When the body of the young Mr. Davis was disinterred, there was found two pieces of money which looked like a silver dollar that had been cut into four pieces, as that was the way they made change in those days.

A Mr. Mack Davis of Grayville, a descendant of the family, has one piece of these coins.

"Zachariah Boultinghouse, born 1809, my grandfather, was the son of John Boultinghouse, and a brother (but much younger) to the slain Joseph Boultinghouse.

There were several other brothers and sisters, but I know of only Daniel and John.
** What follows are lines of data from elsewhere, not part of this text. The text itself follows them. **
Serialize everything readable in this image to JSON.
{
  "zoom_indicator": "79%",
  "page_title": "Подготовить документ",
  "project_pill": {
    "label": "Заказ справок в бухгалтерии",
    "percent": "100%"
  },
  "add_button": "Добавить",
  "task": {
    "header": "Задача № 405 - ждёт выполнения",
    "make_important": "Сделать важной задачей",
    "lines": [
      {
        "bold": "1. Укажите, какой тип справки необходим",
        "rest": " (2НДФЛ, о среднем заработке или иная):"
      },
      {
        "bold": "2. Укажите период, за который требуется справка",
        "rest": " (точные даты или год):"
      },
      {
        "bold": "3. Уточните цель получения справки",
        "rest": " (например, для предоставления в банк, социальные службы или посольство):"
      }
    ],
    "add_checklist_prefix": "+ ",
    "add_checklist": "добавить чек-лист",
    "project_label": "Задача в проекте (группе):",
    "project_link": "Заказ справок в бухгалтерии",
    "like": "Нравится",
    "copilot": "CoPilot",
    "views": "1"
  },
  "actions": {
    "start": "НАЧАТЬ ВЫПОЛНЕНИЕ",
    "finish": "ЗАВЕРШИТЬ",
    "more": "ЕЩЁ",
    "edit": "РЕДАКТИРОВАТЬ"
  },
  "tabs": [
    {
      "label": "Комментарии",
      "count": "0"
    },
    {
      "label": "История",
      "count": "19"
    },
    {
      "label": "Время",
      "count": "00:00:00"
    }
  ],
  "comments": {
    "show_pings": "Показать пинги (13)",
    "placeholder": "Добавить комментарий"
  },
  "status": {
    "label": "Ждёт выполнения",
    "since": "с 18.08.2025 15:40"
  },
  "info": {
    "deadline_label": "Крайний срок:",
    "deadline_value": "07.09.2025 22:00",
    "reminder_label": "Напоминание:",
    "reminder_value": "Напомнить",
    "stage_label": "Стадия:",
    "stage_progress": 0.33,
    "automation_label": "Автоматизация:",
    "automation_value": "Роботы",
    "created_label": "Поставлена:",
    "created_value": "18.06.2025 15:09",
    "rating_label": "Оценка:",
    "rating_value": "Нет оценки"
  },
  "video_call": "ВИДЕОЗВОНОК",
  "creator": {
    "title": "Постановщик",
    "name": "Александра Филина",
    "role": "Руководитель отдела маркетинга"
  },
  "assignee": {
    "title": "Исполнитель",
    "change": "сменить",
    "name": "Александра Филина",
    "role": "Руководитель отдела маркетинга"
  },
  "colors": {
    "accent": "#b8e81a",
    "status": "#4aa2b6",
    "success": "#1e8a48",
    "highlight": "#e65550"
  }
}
"In 1832 Zachariah, my grandfather, enlisted in the Black Hawk War and was with Abraham Lincoln, who was captain of another company that drove Chief Black Hawk and his warriors out of the country.

In 1833, Zachariah was married to Margaret (Peggy) Green, a stepdaughter of Richard Davis, who has already been mentioned.

"My father died [in] September 1885. His name was Green Boultinghouse, having been given his mother's maiden name, Green.

Born Feb. 14, 1834, Green Boultinghouse was the oldest of nine children: Louise, John, Annice, Harriett, Margaret, Mary, Sarah and George.

The last three died young. Father, Green Boultinghouse, married Sarena Driggers, the daughter of Wasden and Hannah Hodkins Driggers.

Sarena was the eldest of four children.
The others were Nancy J., wife of Gillison P. Calvin; Sarah, wife of William Clark, and a son, James, who died in infancy."